Sería el arduo interés del veterano visir Ay por
el gobierno y por el amor de la joven reina los que originarían
un complot mortal que culminaría un día cualquiera
del faraón, al volver de una cacería.
A pesar de que existen posturas contrapuestas, nos atrevemos a
afirmar que en un principio el sistema elegido a emplear en el
asesinato había sido el veneno pero debido al suspicaz
ambiente que rodeaba al faraón decidieron aprovechar el
fervor del joven monarca por la cacería y planear un "accidente".
Hemos llegado
a conocer detalles tan exclusivos como el que antes de que...
A
partir de la reconstrucción realizada por varios estudios
realizados al respecto sabemos que la cacería de aquel
día se había dado muy bien y que el faraón
regresaba con un envidiable humor y manteniendo su costumbre de
adelantarse al cortejo compitiendo con Ay en una carrera, una
lanza se cruzó en los radios de la rueda de su carro cayendo
éste sobre su pecho. Una vez en el suelo, y aún
con vida, fue rematado por el propio visir con un golpe en la
base del cráneo, bajo la oreja izquierda.
Con sesenta años, el visir
conseguía una sucesión rápida y segura y,
respetuoso con la tradición, quiso que el faraón
tuviera un entierro digno, pensando que de esa forma podría
ganarse el favor de la quinceañera viuda. Y parece ser
que resultó e incluso se incluyó en las representaciones
pictóricas realizadas en la cámara funeraria presidiendo
los actos funerarios.
Al tratarse de una muerte inesperada, el ajuar aún no estaba
preparado de forma que se completaría con objetos viejos.

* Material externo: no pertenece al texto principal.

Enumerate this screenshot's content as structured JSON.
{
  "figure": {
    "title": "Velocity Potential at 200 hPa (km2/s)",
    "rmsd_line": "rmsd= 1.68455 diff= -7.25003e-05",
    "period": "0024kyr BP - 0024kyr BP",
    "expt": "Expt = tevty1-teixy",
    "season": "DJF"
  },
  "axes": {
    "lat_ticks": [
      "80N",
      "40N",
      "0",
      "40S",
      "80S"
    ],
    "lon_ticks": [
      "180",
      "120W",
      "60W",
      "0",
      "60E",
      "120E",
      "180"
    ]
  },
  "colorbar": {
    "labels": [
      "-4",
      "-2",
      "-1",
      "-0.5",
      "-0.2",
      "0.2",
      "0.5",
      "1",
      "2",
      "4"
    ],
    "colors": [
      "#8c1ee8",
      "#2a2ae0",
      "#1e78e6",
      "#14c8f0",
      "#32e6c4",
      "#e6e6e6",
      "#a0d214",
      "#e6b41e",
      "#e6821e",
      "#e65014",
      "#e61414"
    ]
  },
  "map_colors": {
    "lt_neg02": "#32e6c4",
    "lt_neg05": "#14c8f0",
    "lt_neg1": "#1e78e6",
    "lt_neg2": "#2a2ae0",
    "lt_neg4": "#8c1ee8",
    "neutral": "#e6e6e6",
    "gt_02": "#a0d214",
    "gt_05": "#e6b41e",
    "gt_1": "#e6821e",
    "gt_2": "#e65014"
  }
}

Una vez conocida el breve reinado y los escasos acontecimientos
que protagonizaron dicho periodo de reinado, nos extraña
conocer la asombrosa fama alcanzada por dicho faraón ya
que, una vez más, realmente no tuvo gran relevancia en
la historia de Egipto. La verdad es que su fama se ha debido al
hecho de que su tumba fue la única sepultura del Valle
de los Reyes que llegó sin saquear hasta la edad contemporánea.
Lo que la antigüedad no supo dar al faraón así
lo haría el siglo XX cuando, en 1922, dos arqueólogos
británicos, Howard Carter y lord Carnarvon, descubrieron,
en el Valle de los Reyes, la entrada de la tumba de Tutankamón,
en la que se decía que se guardaban impresionantes tesoros.
Se había conservado el
relato del enterramiento de Tutankamón es por ello por
lo que se sabía de la existencia de dicha tumba y de que
su enterramiento se había llevado a cabo en una tumba más
humilde que la que en un principio se le diseñó
ya que el visir se la apropió tras su misteriosa muerte.
Incluso hemos llegado a conocer detalles tan exclusivos como el
que antes de que las paredes de la cámara fueran selladas
en 1346 a.C., la joven reina había colocado sobre el cadáver
embalsamado una hermosa guirnalda de flores.
El misterio originado alrededor de la tumba por la muerte inexplicable
culminaría con el sorprendente avance en el estudio científico
del ejemplo más perfecto en la técnica de embalsamamiento.